Lucien stared at her. He thought of the reports he had read: Princess Cassandra– frivolous, light-headed, charming but politically inert.

He looked at the girl who had just executed a covert wealth redistribution operation with the sleight of hand of a street magician.

“You aren’t clumsy,” Lucien said slowly.

Cassy looked at him. She hesitated, her fingers twitching on her dress. Then, she offered him a small, sharp smile– one that didn’t reach her eyes, but felt more real than any beam she had given the crowds.

“Clumsy girls are harmless, Lucien,” she said softy. “People don’t watch harmless girls. They don’t guard their secrets around them. They don’t hide their ledgers.”
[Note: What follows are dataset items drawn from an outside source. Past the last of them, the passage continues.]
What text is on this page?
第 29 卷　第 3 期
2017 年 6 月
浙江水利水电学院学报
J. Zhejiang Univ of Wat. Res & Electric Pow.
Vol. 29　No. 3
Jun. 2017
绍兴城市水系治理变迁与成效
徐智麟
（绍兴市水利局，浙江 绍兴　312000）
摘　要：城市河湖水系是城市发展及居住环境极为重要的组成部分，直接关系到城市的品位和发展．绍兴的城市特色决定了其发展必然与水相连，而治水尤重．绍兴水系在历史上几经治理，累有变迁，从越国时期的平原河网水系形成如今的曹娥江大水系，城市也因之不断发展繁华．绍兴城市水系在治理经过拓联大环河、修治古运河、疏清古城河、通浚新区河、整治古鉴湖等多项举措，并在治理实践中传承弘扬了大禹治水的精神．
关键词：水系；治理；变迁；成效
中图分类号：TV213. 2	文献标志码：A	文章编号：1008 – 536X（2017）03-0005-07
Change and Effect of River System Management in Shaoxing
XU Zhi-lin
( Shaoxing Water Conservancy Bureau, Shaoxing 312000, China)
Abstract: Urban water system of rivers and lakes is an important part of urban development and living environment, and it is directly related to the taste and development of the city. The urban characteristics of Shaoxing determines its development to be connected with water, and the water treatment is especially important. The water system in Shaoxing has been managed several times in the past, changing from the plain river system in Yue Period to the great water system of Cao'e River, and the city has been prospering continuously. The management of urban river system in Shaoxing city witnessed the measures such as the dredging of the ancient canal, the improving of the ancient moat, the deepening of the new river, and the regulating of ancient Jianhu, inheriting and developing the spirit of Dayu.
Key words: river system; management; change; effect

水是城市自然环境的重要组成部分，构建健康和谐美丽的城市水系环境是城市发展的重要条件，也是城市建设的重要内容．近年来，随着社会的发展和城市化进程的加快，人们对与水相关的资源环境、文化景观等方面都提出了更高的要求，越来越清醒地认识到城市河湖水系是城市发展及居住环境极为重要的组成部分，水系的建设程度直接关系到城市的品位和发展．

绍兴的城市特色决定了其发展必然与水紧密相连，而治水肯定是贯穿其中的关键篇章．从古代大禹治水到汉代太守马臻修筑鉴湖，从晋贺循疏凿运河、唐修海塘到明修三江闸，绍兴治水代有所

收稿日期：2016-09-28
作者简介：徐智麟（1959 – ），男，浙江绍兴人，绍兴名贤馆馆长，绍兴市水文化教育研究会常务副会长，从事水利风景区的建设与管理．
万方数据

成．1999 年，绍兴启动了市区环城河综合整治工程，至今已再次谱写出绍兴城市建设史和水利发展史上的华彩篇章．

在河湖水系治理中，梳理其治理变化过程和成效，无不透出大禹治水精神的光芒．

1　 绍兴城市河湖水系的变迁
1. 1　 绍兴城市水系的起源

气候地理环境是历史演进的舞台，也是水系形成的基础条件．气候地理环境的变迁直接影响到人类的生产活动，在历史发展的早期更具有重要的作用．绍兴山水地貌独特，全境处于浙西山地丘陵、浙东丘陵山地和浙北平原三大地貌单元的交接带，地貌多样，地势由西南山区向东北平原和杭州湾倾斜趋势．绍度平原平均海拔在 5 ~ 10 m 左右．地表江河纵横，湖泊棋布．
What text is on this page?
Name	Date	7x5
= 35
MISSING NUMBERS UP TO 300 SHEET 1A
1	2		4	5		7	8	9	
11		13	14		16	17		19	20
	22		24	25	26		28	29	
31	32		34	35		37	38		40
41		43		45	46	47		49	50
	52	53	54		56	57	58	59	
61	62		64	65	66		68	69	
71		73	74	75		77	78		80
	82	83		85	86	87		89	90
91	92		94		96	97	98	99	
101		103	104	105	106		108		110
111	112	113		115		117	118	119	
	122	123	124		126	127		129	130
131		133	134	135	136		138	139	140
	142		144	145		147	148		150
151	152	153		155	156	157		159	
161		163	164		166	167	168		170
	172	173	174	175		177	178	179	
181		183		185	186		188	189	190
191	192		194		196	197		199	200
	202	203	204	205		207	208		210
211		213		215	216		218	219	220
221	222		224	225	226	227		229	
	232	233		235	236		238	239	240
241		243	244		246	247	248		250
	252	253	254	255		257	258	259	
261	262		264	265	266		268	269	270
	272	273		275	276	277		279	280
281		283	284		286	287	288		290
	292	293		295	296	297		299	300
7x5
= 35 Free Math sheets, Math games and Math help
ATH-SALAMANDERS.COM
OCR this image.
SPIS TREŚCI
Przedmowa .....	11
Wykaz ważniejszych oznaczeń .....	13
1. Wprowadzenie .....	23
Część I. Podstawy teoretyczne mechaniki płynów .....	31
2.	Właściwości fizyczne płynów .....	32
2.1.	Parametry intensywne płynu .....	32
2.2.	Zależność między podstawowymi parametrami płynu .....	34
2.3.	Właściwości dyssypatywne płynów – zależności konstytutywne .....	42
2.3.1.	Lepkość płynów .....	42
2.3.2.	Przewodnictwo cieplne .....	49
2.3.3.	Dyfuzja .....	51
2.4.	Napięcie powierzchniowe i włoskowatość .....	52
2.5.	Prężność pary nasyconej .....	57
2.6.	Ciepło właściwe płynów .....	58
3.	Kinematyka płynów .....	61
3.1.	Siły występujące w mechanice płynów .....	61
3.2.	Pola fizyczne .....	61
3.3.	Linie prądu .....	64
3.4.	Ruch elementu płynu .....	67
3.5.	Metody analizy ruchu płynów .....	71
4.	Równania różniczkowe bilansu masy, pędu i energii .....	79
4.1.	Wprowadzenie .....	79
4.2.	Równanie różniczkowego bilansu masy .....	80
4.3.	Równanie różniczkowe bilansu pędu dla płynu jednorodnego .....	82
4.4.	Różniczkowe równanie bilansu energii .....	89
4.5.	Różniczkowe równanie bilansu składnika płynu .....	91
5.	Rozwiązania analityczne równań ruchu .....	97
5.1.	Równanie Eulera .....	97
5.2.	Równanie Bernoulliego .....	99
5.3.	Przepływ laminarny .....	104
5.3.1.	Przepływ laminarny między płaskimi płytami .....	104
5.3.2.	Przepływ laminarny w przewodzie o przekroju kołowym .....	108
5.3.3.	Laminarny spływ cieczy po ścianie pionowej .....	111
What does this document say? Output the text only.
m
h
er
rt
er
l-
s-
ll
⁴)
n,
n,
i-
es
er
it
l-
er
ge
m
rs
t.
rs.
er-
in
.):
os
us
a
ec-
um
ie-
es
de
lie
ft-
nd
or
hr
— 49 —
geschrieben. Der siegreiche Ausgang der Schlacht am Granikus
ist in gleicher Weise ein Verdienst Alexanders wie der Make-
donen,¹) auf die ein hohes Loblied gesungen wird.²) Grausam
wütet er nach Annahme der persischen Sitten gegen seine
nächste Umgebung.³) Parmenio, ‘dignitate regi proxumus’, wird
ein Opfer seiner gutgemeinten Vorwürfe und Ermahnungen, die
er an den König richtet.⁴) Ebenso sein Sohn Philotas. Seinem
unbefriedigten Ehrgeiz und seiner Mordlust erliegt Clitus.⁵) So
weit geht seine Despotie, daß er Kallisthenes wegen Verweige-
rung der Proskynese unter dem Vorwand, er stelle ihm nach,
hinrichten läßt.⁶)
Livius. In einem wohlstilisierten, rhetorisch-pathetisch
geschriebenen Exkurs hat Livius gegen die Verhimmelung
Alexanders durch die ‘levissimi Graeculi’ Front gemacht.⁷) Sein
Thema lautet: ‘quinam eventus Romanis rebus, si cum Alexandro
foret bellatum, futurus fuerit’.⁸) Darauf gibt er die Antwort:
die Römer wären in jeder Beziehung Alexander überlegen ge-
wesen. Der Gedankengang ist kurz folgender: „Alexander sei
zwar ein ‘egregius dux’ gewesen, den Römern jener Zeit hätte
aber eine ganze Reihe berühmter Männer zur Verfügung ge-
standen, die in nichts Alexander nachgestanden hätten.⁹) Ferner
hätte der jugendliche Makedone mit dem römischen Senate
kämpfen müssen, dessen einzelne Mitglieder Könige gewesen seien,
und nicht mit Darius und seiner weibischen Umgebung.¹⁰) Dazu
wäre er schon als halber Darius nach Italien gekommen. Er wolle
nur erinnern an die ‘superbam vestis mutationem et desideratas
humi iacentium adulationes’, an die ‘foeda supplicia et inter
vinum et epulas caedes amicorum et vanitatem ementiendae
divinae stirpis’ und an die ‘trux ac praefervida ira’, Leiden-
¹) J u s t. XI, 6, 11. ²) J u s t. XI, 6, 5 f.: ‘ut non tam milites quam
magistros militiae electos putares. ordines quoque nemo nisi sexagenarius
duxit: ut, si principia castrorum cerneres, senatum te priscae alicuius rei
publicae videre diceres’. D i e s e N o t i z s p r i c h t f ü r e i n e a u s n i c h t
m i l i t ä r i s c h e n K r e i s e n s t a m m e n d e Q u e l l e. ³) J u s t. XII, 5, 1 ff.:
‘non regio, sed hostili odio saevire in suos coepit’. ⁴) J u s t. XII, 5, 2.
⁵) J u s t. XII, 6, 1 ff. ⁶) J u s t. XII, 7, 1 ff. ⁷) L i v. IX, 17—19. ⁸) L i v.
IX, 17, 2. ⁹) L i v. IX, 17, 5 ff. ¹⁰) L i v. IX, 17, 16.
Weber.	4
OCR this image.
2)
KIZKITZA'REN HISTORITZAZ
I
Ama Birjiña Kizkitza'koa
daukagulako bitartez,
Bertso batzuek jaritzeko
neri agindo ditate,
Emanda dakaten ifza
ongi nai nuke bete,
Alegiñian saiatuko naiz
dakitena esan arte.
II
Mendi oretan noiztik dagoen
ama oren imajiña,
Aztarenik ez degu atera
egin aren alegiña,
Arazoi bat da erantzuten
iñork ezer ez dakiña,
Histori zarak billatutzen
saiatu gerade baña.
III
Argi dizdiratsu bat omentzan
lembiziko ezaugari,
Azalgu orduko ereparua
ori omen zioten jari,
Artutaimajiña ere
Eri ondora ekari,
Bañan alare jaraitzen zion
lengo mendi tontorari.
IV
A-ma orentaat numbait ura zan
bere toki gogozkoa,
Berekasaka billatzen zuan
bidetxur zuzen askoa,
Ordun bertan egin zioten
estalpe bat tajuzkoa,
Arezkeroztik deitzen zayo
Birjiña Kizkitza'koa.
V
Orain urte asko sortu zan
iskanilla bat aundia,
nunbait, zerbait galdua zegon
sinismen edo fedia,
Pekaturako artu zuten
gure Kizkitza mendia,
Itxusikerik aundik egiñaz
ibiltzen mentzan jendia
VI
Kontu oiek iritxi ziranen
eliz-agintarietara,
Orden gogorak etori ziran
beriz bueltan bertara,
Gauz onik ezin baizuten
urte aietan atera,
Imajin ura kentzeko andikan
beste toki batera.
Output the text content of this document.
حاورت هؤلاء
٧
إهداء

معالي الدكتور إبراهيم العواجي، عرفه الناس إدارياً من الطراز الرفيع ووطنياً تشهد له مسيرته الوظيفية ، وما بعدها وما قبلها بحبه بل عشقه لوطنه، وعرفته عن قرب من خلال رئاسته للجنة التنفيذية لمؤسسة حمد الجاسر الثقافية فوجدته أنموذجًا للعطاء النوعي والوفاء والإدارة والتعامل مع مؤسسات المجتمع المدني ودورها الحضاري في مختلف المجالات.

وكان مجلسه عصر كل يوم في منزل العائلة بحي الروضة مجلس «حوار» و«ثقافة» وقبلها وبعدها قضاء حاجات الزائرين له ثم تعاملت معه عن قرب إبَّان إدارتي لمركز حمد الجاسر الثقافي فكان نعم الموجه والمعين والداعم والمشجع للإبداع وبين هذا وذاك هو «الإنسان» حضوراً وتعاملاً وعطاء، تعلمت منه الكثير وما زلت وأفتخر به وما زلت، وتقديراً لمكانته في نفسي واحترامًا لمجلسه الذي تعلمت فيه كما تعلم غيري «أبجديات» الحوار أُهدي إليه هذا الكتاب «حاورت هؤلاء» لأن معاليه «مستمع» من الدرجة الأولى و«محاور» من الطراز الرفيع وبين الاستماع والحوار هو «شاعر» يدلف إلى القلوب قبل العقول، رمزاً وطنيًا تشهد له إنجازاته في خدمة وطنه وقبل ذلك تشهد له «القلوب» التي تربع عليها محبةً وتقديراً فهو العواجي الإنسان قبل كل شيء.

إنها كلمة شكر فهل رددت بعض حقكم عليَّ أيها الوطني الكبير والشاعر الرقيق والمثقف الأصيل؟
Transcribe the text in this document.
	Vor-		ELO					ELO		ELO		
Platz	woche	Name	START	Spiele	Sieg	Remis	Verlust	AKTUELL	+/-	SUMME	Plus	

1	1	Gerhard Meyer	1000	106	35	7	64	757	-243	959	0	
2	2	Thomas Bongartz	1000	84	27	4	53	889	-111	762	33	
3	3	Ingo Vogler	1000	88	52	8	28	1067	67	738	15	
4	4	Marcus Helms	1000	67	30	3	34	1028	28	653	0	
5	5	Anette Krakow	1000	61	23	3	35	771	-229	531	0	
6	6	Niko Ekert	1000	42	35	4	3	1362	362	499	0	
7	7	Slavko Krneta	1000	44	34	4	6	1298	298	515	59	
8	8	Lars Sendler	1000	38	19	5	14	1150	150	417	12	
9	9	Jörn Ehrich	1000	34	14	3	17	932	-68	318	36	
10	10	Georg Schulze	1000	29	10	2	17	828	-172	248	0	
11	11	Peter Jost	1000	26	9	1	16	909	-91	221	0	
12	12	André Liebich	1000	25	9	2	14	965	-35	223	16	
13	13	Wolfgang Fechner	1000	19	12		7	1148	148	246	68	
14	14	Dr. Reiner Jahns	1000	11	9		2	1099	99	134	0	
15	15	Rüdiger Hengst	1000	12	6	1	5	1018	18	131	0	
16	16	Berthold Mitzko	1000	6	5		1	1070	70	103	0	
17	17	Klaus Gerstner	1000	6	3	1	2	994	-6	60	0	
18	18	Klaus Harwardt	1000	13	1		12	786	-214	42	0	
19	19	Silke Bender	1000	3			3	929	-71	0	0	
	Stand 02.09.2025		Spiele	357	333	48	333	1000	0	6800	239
She leaned back, resting her head against the seat, the mask of the airhead sliding back into place like a visor.

“If I have to be a doll to survive this palace,” she said, her voice pitching up into the bubbly register again, “then I will be the prettiest, clumsiest doll they’ve ever seen. And while they’re looking at my dresses, I’ll be looking at their mistakes.”

Lucien sat in silence for a long moment. The rain drummed against the roof.

He looked at his ledger. He looked at the quill in his hand.

He had been hired to manage a brat. Instead, he was sitting across from a spy in a ballgown.

Yrden was wrong, Lucien realized. She isn’t harmless. She is the most dangerous person in the city.

And for the first time since leaving the Academy, Lucien felt a spark of genuine interest.

He opened his ledger to the expense column.

“Fifty crowns,” Lucien said, his voice calm and even. “Entry: Emergency procurement of... charitable educational materials.”

Cassy’s eyes snapped to his. She blinked, surprised.

Lucien adjusted his glasses, looking at her with a newfound respect.

“We will need to work on your throwing arm, Your Highness,” he said dryly. “The arc was a bit high. If a guard had been looking, he would have seen the velocity.”

A slow, genuine grin spread across Cassandra’s face.

“I’ll keep that in mind,” she said.

“Good,” Lucien nodded. “Now, put your mask back on, Princess. We have a Guildmaster to manipulate.”

Cassandra only smirked at Lucien’s comment. Mask. Yeah, right. She thought.